Explosion proof Pin et sleeve device and they are not cheap btw.

Merci,
Marc


----------



## greenman (Apr 20, 2012)

Normally dont use tec like that,
i would go tec to a jb then soow out of jb to a weld plug


spur62 said:


> hi everyone,
> 
> i have an application where i have to use teck (armoured) cables in a zone 1, div. 2 location. For this specific application the equipment can be moved. The customer would ideally like a quick disconnect type of connector to be able to disconnect and move the equipment as needed. I am having trouble locating this type of connector. Does anyone know of such a teck connector (rated for 20a, 120v) or another solution for this?

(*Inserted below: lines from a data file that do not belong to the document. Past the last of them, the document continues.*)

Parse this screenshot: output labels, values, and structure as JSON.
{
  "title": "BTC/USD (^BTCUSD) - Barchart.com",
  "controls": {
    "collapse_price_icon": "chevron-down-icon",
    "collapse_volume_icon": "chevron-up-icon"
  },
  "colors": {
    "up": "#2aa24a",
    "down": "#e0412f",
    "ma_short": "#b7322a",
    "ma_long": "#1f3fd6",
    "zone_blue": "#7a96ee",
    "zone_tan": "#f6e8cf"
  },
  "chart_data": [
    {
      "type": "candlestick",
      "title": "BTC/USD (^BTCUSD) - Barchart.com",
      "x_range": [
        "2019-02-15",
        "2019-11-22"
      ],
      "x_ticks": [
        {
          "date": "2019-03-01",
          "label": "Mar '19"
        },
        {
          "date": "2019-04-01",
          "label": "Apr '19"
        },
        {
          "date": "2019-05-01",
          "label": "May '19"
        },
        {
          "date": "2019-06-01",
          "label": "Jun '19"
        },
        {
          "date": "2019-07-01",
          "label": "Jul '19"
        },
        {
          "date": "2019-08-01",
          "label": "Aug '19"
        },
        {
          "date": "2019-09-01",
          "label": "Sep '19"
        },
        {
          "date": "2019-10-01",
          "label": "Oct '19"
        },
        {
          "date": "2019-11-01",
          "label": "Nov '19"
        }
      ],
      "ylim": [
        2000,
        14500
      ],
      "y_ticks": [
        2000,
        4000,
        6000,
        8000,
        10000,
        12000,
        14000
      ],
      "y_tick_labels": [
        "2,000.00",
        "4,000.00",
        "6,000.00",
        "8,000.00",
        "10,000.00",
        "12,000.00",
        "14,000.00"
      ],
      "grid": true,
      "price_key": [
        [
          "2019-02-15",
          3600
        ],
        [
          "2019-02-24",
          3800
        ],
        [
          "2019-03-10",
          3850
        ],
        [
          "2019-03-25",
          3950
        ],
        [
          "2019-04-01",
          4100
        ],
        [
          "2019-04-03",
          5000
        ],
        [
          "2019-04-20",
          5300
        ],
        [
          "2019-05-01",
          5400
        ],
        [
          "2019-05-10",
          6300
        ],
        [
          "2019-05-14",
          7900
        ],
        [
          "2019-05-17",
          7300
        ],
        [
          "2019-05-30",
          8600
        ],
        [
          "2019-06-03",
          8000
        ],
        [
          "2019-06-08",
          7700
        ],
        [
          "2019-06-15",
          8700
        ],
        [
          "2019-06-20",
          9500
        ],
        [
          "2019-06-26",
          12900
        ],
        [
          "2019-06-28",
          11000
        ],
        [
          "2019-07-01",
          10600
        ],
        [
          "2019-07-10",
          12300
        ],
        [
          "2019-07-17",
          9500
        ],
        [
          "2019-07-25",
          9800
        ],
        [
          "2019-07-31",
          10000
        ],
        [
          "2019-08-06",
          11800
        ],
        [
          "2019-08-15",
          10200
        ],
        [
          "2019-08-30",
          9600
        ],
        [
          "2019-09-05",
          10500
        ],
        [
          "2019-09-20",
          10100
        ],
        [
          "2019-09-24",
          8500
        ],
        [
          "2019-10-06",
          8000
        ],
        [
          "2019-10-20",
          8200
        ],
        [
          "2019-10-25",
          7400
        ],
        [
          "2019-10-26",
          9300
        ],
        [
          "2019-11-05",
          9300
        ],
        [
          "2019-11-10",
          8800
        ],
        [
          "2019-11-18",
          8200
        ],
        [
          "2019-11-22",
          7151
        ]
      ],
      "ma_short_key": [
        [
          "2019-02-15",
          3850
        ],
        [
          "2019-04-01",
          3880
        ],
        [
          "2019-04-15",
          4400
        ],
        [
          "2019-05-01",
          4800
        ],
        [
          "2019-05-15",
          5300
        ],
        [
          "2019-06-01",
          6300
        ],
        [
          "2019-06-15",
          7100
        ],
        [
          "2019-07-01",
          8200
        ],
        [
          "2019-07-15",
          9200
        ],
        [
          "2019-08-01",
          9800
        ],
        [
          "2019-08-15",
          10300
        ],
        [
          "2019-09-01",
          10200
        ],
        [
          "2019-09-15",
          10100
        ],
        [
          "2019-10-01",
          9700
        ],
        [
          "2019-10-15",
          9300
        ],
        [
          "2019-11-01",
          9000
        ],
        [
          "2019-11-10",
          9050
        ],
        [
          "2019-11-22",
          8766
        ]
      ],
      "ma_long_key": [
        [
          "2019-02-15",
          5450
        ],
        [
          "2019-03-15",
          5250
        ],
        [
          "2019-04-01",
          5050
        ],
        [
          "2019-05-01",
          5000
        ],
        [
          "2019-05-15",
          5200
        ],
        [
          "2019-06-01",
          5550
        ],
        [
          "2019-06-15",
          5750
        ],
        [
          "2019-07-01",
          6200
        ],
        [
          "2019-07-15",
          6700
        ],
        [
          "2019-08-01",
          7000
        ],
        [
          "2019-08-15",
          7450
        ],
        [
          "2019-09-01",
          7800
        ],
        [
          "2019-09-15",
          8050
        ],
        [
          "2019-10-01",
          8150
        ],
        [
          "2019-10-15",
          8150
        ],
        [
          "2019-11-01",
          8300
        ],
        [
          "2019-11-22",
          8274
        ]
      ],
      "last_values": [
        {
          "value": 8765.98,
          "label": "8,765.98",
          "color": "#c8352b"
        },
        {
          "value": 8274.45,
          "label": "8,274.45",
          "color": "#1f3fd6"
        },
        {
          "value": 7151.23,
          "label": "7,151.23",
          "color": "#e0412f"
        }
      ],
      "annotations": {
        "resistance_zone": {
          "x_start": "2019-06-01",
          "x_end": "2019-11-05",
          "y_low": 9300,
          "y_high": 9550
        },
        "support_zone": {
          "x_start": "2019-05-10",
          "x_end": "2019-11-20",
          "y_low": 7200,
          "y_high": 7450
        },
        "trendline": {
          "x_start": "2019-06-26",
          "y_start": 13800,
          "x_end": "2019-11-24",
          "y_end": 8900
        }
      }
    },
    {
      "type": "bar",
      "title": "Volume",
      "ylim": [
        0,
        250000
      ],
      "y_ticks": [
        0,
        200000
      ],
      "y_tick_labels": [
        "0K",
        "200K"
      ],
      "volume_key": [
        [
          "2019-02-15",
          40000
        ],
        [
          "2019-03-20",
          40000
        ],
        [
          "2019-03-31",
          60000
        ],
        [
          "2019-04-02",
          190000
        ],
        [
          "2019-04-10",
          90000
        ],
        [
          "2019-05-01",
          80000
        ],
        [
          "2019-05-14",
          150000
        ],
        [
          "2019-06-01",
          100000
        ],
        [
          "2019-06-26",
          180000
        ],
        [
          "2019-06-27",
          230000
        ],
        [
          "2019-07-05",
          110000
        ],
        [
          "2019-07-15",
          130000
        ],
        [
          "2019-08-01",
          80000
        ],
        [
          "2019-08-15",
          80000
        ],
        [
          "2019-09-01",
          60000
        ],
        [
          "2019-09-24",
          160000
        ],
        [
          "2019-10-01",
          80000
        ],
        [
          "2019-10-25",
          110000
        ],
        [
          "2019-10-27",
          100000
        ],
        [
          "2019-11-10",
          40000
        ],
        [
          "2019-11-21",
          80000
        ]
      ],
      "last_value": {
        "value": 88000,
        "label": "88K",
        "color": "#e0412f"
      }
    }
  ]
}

Thanks in advance for any help.


----------



## BBQ (Nov 16, 2010)

Do your rules allow tec cable to be used as portable power cable?


Seems odd to me.


----------



## 99cents (Aug 20, 2012)

BBQ said:


> Do your rules allow tec cable to be used as portable power cable?
> 
> 
> Seems odd to me.


Not that I'm aware of but it's done all the time.


----------



## MDShunk (Jan 7, 2007)

99cents said:


> Not that I'm aware of but it's done all the time.


If its not permitted, I have my doubts as to whether a C1D2 cord cap type of deal even exists for tec cable.


----------



## glen1971 (Oct 10, 2012)

Arktite receptacles will work..


----------



## Nick0danger (Aug 19, 2012)

soow is permitted for temporary or moving equipment in canada.


----------